J’estime qu’il est nécessaire d’étudier cette question de plus près pour dégager des mécanismes pour améliorer la collaboration pancanadienne. La pandémie a fait en sorte qu’il est difficile d’ignorer ce besoin. Je ne veux pas prétendre qu’il est simple d’établir comment travailler avec des partenaires d’autres ordres de gouvernement ou sphères de la société. Toutefois, cette collaboration est nécessaire dans notre pays, compte tenu des nombreuses administrations qu’on y trouve.
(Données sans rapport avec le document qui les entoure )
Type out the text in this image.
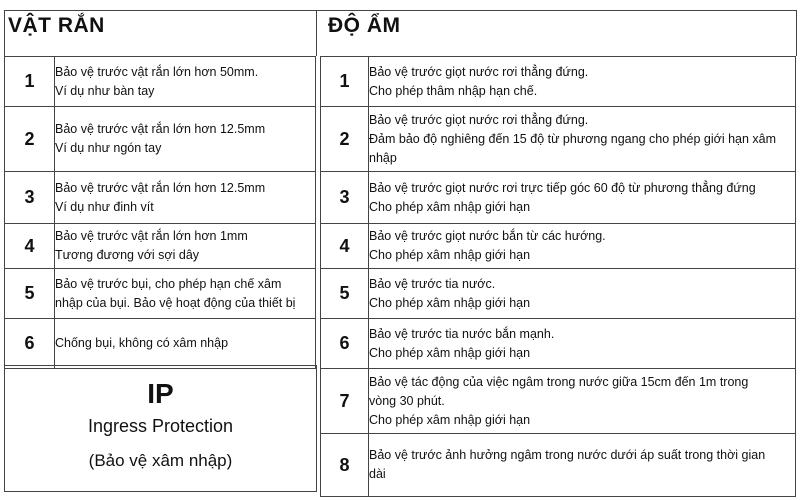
VẬT RẮN	ĐỘ ẨM
1	Bảo vệ trước vật rắn lớn hơn 50mm.
Ví dụ như bàn tay

2	Bảo vệ trước vật rắn lớn hơn 12.5mm
Ví dụ như ngón tay

3	Bảo vệ trước vật rắn lớn hơn 12.5mm
Ví dụ như đinh vít

4	Bảo vệ trước vật rắn lớn hơn 1mm
Tương đương với sợi dây

5	Bảo vệ trước bụi, cho phép hạn chế xâm
nhập của bụi. Bảo vệ hoạt động của thiết bị

6	Chống bụi, không có xâm nhập
1	Bảo vệ trước giọt nước rơi thẳng đứng.
Cho phép thâm nhập hạn chế.

2	Bảo vệ trước giọt nước rơi thẳng đứng.
Đảm bảo độ nghiêng đến 15 độ từ phương ngang cho phép giới hạn xâm
nhập

3	Bảo vệ trước giọt nước rơi trực tiếp góc 60 độ từ phương thẳng đứng
Cho phép xâm nhập giới hạn

4	Bảo vệ trước giọt nước bắn từ các hướng.
Cho phép xâm nhập giới hạn

5	Bảo vệ trước tia nước.
Cho phép xâm nhập giới hạn

6	Bảo vệ trước tia nước bắn mạnh.
Cho phép xâm nhập giới hạn

7	Bảo vệ tác động của việc ngâm trong nước giữa 15cm đến 1m trong
vòng 30 phút.
Cho phép xâm nhập giới hạn

8	Bảo vệ trước ảnh hưởng ngâm trong nước dưới áp suất trong thời gian
dài
IP
Ingress Protection
(Bảo vệ xâm nhập)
À mon avis, il serait utile d’effectuer après la pandémie un examen indépendant pour étudier comment les administrations devraient travailler ensemble lors d’événements de santé publique ou d’autres crises nationales, et recommander des améliorations. En tant que vérificatrice générale du gouvernement fédéral et des territoires, j’ai n’ai pas le mandat d’examiner les activités provinciales ou municipales. Par conséquent, un examen indépendant devrait être réalisé par un organisme qui détient un pouvoir plus large que le mien. Je me ferais un plaisir de collaborer et de soutenir ces travaux de quelque manière que ce soit.

En conclusion

Au cours de la dernière année, nous avons observé une tension entre le besoin de réaliser des travaux d’audit pour aider le Parlement à demander des comptes au gouvernement et la priorité accordée par la fonction publique à répondre à la pandémie. Il n’est pas surprenant qu’un grand nombre des travaux d’audit que nous avons prévus interpellent les ministères et organismes qui sont directement occupés à livrer des services à la population canadienne en situation de pandémie.

Santé Canada, l’Agence de la santé publique du Canada, Emploi et Développement social Canada et l’Agence du revenu du Canada nous ont demandé de repousser certains de nos travaux d’audit sur des sujets comme les vaccins contre la COVID‑19, la connectivité Internet et les activités de sensibilisation menées par le gouvernement pour répondre aux besoins des populations vulnérables. Il faut préciser que ces ministères et organismes ne refusent pas d’être audités : ils s’inquiètent plutôt du fait que les fonctionnaires qui seraient sollicités par nos travaux d’audit se consacrent actuellement à offrir des services essentiels à la population canadienne, et qu’ils participent déjà à d’autres audits.

Nous avons le pouvoir de choisir les sujets que nous auditons et de fixer le calendrier de nos travaux. Nous réfléchissons longuement au moment où les travaux d’audit seront réalisés et à l’incidence de ces travaux. C’est pourquoi nous avons décidé de repousser les audits sur les vaccins contre la COVID‑19, la connectivité Internet et les activités de sensibilisation. Nous avons plutôt commencé à travailler sur d’autres audits que nous estimons être importants et qui peuvent être réalisés maintenant, en perturbant moins les services publics durant la pandémie.

Le déploiement des vaccins exige une coordination et une collaboration entre les partenaires fédéraux, provinciaux, territoriaux, municipaux et autochtones pour fournir des services efficaces, en temps opportun, à la population canadienne. Nous avons donc entamé des discussions avec les vérificateurs généraux des provinces pour étudier la possibilité de coordonner nos travaux d’audit sur la distribution des vaccins contre la COVID‑19. Cette initiative compte parmi les options que nous explorons pour continuer d’innover dans nos audits et nos rapports, afin de toujours pouvoir offrir une valeur ajoutée aux parlementaires et aux Canadiens et Canadiennes. Je suis ravie de pouvoir vous servir à ce titre au cours de la prochaine décennie.